Andrew Leonard chimes in:
Globalization, thy name is Wall Street bailout. There is no better demonstration of the new global financial order than the cavalcade of "sovereign wealth fund" white knights riding to the rescue of the world's name-brand investment banks all winter long.

...Here's a partial tally so far:
  • Citigroup: $7.5 billion from Abu Dhabi Investment Authority and $6.88 billion from Government Investment Corp. of Singapore.
  • Morgan Stanley: $5 billion from China Investment Corp.
  • Merrill-Lynch: $5 billion from Singapore's Temasek Holdings, $6.5 from Kuwait Investment Authority, $2 billion from Korean Investment Corp.
  • Bear Stearns: $1 billion from China Investment Corp.
  • UBS: $10 billion from the Government Investment Corp. of Singapore.
A sovereign wealth fund is defined as an investment fund controlled by a national government. While not exactly new on the world scene, such funds have been proliferating of late, a consequence of the high price of oil and the growing strength of East Asian economies. Sovereign wealth funds are currently believed to control around $2.2 trillion worth of assets, and some predict that number could shoot up to $12 trillion or more in less than a decade. But the numbers hardly tell the whole story. Less than two decades after the collapse of the Soviet Union and the West's gleeful jig dancing on the grave of communism, state capitalism is suddenly threatening the autonomy of the global "free" market. Wall Street's elite banks, longtime freedom fighters for deregulation and scorners of all government intervention in the marketplace, are now begging, cup in hand, for aid from a gallery of regimes that includes some of the most authoritarian and undemocratic governments on the planet.

...Indeed the reality may be that the era of free markets unleashed by Margaret Thatcher and reinforced by Ronald Reagan in the 1980s is fading away.

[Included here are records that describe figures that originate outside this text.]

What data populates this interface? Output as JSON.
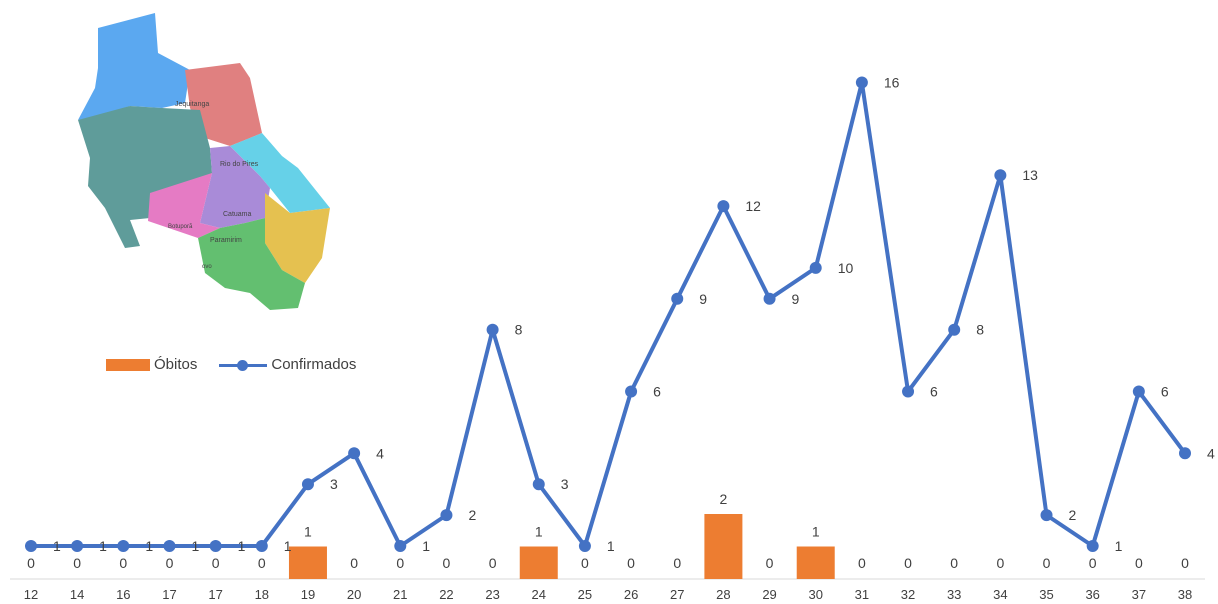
{
  "chart_data": {
    "type": "bar+line",
    "categories": [
      "12",
      "14",
      "16",
      "17",
      "17",
      "18",
      "19",
      "20",
      "21",
      "22",
      "23",
      "24",
      "25",
      "26",
      "27",
      "28",
      "29",
      "30",
      "31",
      "32",
      "33",
      "34",
      "35",
      "36",
      "37",
      "38"
    ],
    "series": [
      {
        "name": "Óbitos",
        "type": "bar",
        "color": "#ED7D31",
        "values": [
          0,
          0,
          0,
          0,
          0,
          0,
          1,
          0,
          0,
          0,
          0,
          1,
          0,
          0,
          0,
          2,
          0,
          1,
          0,
          0,
          0,
          0,
          0,
          0,
          0,
          0
        ]
      },
      {
        "name": "Confirmados",
        "type": "line",
        "color": "#4472C4",
        "values": [
          1,
          1,
          1,
          1,
          1,
          1,
          3,
          4,
          1,
          2,
          8,
          3,
          1,
          6,
          9,
          12,
          9,
          10,
          16,
          6,
          8,
          13,
          2,
          1,
          6,
          4
        ]
      }
    ],
    "legend": "middle-left",
    "grid": false
  },
  "map": {
    "colors": {
      "blue": "#5BA8F0",
      "red": "#E08080",
      "teal": "#5F9C9A",
      "cyan": "#66D1E8",
      "purple": "#A98BD8",
      "pink": "#E57BC4",
      "yellow": "#E5C150",
      "green": "#63BF70"
    },
    "labels": {
      "jequitanga": "Jequitanga",
      "rio": "Rio do Pires",
      "catuama": "Catuama",
      "bonpora": "Botuporã",
      "paramirim": "Paramirim",
      "novo": "ovo"
    }
  }
}
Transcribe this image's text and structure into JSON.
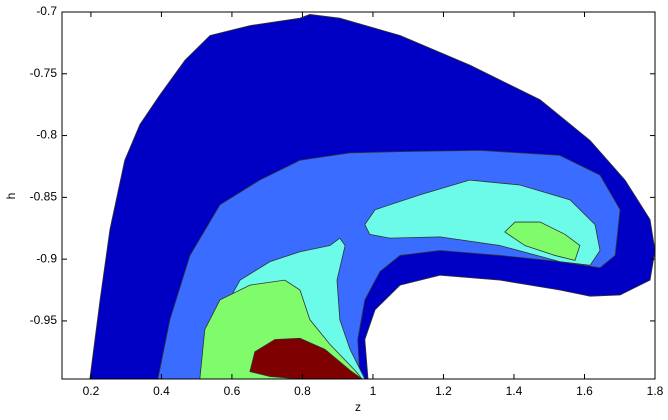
{
  "chart_data": {
    "type": "contour",
    "xlabel": "z",
    "ylabel": "h",
    "xlim": [
      0.118,
      1.8
    ],
    "ylim": [
      -0.997,
      -0.7
    ],
    "xticks": [
      0.2,
      0.4,
      0.6,
      0.8,
      1,
      1.2,
      1.4,
      1.6,
      1.8
    ],
    "yticks": [
      -0.95,
      -0.9,
      -0.85,
      -0.8,
      -0.75,
      -0.7
    ],
    "series": [
      {
        "color": "#0000c4",
        "x": [
          0.197,
          0.226,
          0.254,
          0.296,
          0.339,
          0.396,
          0.467,
          0.538,
          0.651,
          0.793,
          0.821,
          0.906,
          1.077,
          1.275,
          1.474,
          1.616,
          1.715,
          1.786,
          1.8,
          1.786,
          1.701,
          1.616,
          1.53,
          1.36,
          1.19,
          1.077,
          1.006,
          0.977,
          0.986
        ],
        "y": [
          -0.997,
          -0.933,
          -0.876,
          -0.82,
          -0.791,
          -0.767,
          -0.739,
          -0.719,
          -0.711,
          -0.705,
          -0.702,
          -0.705,
          -0.719,
          -0.743,
          -0.771,
          -0.804,
          -0.836,
          -0.868,
          -0.893,
          -0.917,
          -0.929,
          -0.93,
          -0.925,
          -0.917,
          -0.913,
          -0.921,
          -0.941,
          -0.965,
          -0.997
        ]
      },
      {
        "color": "#3a6cff",
        "x": [
          0.39,
          0.424,
          0.481,
          0.566,
          0.679,
          0.793,
          0.935,
          1.077,
          1.304,
          1.53,
          1.644,
          1.701,
          1.687,
          1.644,
          1.53,
          1.36,
          1.19,
          1.077,
          1.02,
          0.977,
          0.957,
          0.963
        ],
        "y": [
          -0.997,
          -0.949,
          -0.897,
          -0.856,
          -0.836,
          -0.82,
          -0.814,
          -0.813,
          -0.812,
          -0.816,
          -0.832,
          -0.86,
          -0.897,
          -0.907,
          -0.902,
          -0.897,
          -0.893,
          -0.897,
          -0.91,
          -0.933,
          -0.965,
          -0.997
        ]
      },
      {
        "color": "#6cfbe8",
        "x": [
          0.543,
          0.56,
          0.623,
          0.708,
          0.793,
          0.878,
          0.906,
          0.921,
          0.898,
          0.906,
          0.935,
          0.977
        ],
        "y": [
          -0.997,
          -0.949,
          -0.917,
          -0.902,
          -0.894,
          -0.889,
          -0.883,
          -0.889,
          -0.917,
          -0.949,
          -0.973,
          -0.997
        ]
      },
      {
        "color": "#6cfbe8",
        "x": [
          0.977,
          1.006,
          1.133,
          1.275,
          1.417,
          1.559,
          1.63,
          1.644,
          1.616,
          1.53,
          1.36,
          1.19,
          1.048,
          0.991
        ],
        "y": [
          -0.872,
          -0.86,
          -0.848,
          -0.836,
          -0.84,
          -0.852,
          -0.872,
          -0.893,
          -0.905,
          -0.902,
          -0.889,
          -0.882,
          -0.883,
          -0.88
        ]
      },
      {
        "color": "#80fb6c",
        "x": [
          0.509,
          0.523,
          0.566,
          0.651,
          0.75,
          0.793,
          0.821,
          0.878,
          0.949,
          0.969
        ],
        "y": [
          -0.997,
          -0.957,
          -0.933,
          -0.921,
          -0.917,
          -0.925,
          -0.949,
          -0.969,
          -0.99,
          -0.997
        ]
      },
      {
        "color": "#80fb6c",
        "x": [
          1.374,
          1.403,
          1.474,
          1.545,
          1.587,
          1.573,
          1.516,
          1.431
        ],
        "y": [
          -0.878,
          -0.87,
          -0.87,
          -0.88,
          -0.889,
          -0.901,
          -0.897,
          -0.889
        ]
      },
      {
        "color": "#7f0000",
        "x": [
          0.651,
          0.665,
          0.722,
          0.793,
          0.864,
          0.935,
          0.969,
          0.793,
          0.708
        ],
        "y": [
          -0.991,
          -0.975,
          -0.965,
          -0.964,
          -0.973,
          -0.99,
          -0.997,
          -0.997,
          -0.995
        ]
      }
    ]
  }
}
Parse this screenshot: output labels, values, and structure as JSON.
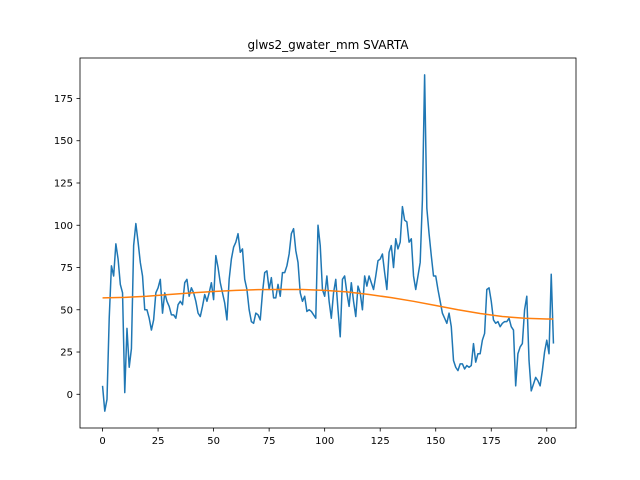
{
  "chart_data": {
    "type": "line",
    "title": "glws2_gwater_mm SVARTA",
    "xlim": [
      -10.15,
      213.15
    ],
    "ylim": [
      -19.95,
      198.95
    ],
    "xticks": [
      0,
      25,
      50,
      75,
      100,
      125,
      150,
      175,
      200
    ],
    "yticks": [
      0,
      25,
      50,
      75,
      100,
      125,
      150,
      175
    ],
    "series": [
      {
        "color": "#1f77b4",
        "x": [
          0,
          1,
          2,
          3,
          4,
          5,
          6,
          7,
          8,
          9,
          10,
          11,
          12,
          13,
          14,
          15,
          16,
          17,
          18,
          19,
          20,
          21,
          22,
          23,
          24,
          25,
          26,
          27,
          28,
          29,
          30,
          31,
          32,
          33,
          34,
          35,
          36,
          37,
          38,
          39,
          40,
          41,
          42,
          43,
          44,
          45,
          46,
          47,
          48,
          49,
          50,
          51,
          52,
          53,
          54,
          55,
          56,
          57,
          58,
          59,
          60,
          61,
          62,
          63,
          64,
          65,
          66,
          67,
          68,
          69,
          70,
          71,
          72,
          73,
          74,
          75,
          76,
          77,
          78,
          79,
          80,
          81,
          82,
          83,
          84,
          85,
          86,
          87,
          88,
          89,
          90,
          91,
          92,
          93,
          94,
          95,
          96,
          97,
          98,
          99,
          100,
          101,
          102,
          103,
          104,
          105,
          106,
          107,
          108,
          109,
          110,
          111,
          112,
          113,
          114,
          115,
          116,
          117,
          118,
          119,
          120,
          121,
          122,
          123,
          124,
          125,
          126,
          127,
          128,
          129,
          130,
          131,
          132,
          133,
          134,
          135,
          136,
          137,
          138,
          139,
          140,
          141,
          142,
          143,
          144,
          145,
          146,
          147,
          148,
          149,
          150,
          151,
          152,
          153,
          154,
          155,
          156,
          157,
          158,
          159,
          160,
          161,
          162,
          163,
          164,
          165,
          166,
          167,
          168,
          169,
          170,
          171,
          172,
          173,
          174,
          175,
          176,
          177,
          178,
          179,
          180,
          181,
          182,
          183,
          184,
          185,
          186,
          187,
          188,
          189,
          190,
          191,
          192,
          193,
          194,
          195,
          196,
          197,
          198,
          199,
          200,
          201,
          202,
          203
        ],
        "values": [
          5,
          -10,
          -3,
          45,
          76,
          70,
          89,
          80,
          65,
          60,
          1,
          39,
          16,
          27,
          88,
          101,
          90,
          78,
          70,
          50,
          50,
          45,
          38,
          44,
          60,
          63,
          68,
          48,
          60,
          55,
          52,
          47,
          47,
          45,
          53,
          55,
          53,
          66,
          68,
          58,
          63,
          60,
          55,
          48,
          46,
          52,
          59,
          55,
          60,
          66,
          56,
          82,
          75,
          66,
          60,
          54,
          44,
          68,
          80,
          87,
          90,
          95,
          84,
          86,
          68,
          62,
          50,
          43,
          42,
          48,
          47,
          44,
          60,
          72,
          73,
          62,
          69,
          57,
          57,
          65,
          58,
          72,
          72,
          76,
          83,
          95,
          98,
          85,
          78,
          60,
          55,
          58,
          49,
          50,
          49,
          47,
          45,
          100,
          88,
          62,
          58,
          70,
          55,
          45,
          60,
          68,
          50,
          34,
          68,
          70,
          60,
          52,
          66,
          55,
          46,
          64,
          60,
          50,
          70,
          64,
          70,
          66,
          62,
          70,
          79,
          80,
          83,
          72,
          62,
          84,
          88,
          75,
          92,
          86,
          90,
          111,
          103,
          102,
          90,
          92,
          70,
          62,
          70,
          78,
          115,
          189,
          110,
          95,
          82,
          70,
          70,
          62,
          55,
          48,
          45,
          42,
          48,
          40,
          20,
          16,
          14,
          18,
          18,
          15,
          17,
          16,
          17,
          30,
          19,
          24,
          24,
          32,
          36,
          62,
          63,
          55,
          44,
          42,
          43,
          40,
          42,
          43,
          43,
          45,
          40,
          38,
          5,
          24,
          28,
          30,
          50,
          58,
          20,
          2,
          6,
          10,
          8,
          5,
          14,
          25,
          32,
          24,
          71,
          30
        ]
      },
      {
        "color": "#ff7f0e",
        "x": [
          0,
          10,
          20,
          30,
          40,
          50,
          60,
          70,
          80,
          90,
          100,
          110,
          120,
          130,
          140,
          150,
          160,
          170,
          180,
          190,
          200,
          203
        ],
        "values": [
          57,
          57.3,
          58,
          59,
          60,
          60.8,
          61.5,
          61.9,
          62,
          62,
          61.5,
          60.6,
          59,
          57.2,
          55,
          52.5,
          50,
          47.8,
          46,
          45,
          44.5,
          44.5
        ]
      }
    ]
  }
}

In place of deregulation and privatization are government efforts to reassert control over their economies and to use this to enhance their global influence. It is an ill wind that blows...

...Perhaps it would be more accurate to say freer markets lost the day. The root of Wall Street's woes leads back directly to their own strategic missteps, greed, speculation-run-amok, and lack of appropriate supervision. The brightest minds in finance had exactly what they wanted, a playground where the monitors were looking the other way, and they blew it. When the China Investment Corp. pumps in $5 billion to Morgan Stanley, we are not witnessing the triumph of state capitalism, but rather, the embarrassing, humiliating failure of Reagan-Thatcher style unregulated capitalism. So now the U.S. buys Chinese toys at Wal-Mart, and China uses the resulting cash to buy American banks. Hey, anything's fair in love and war and free markets.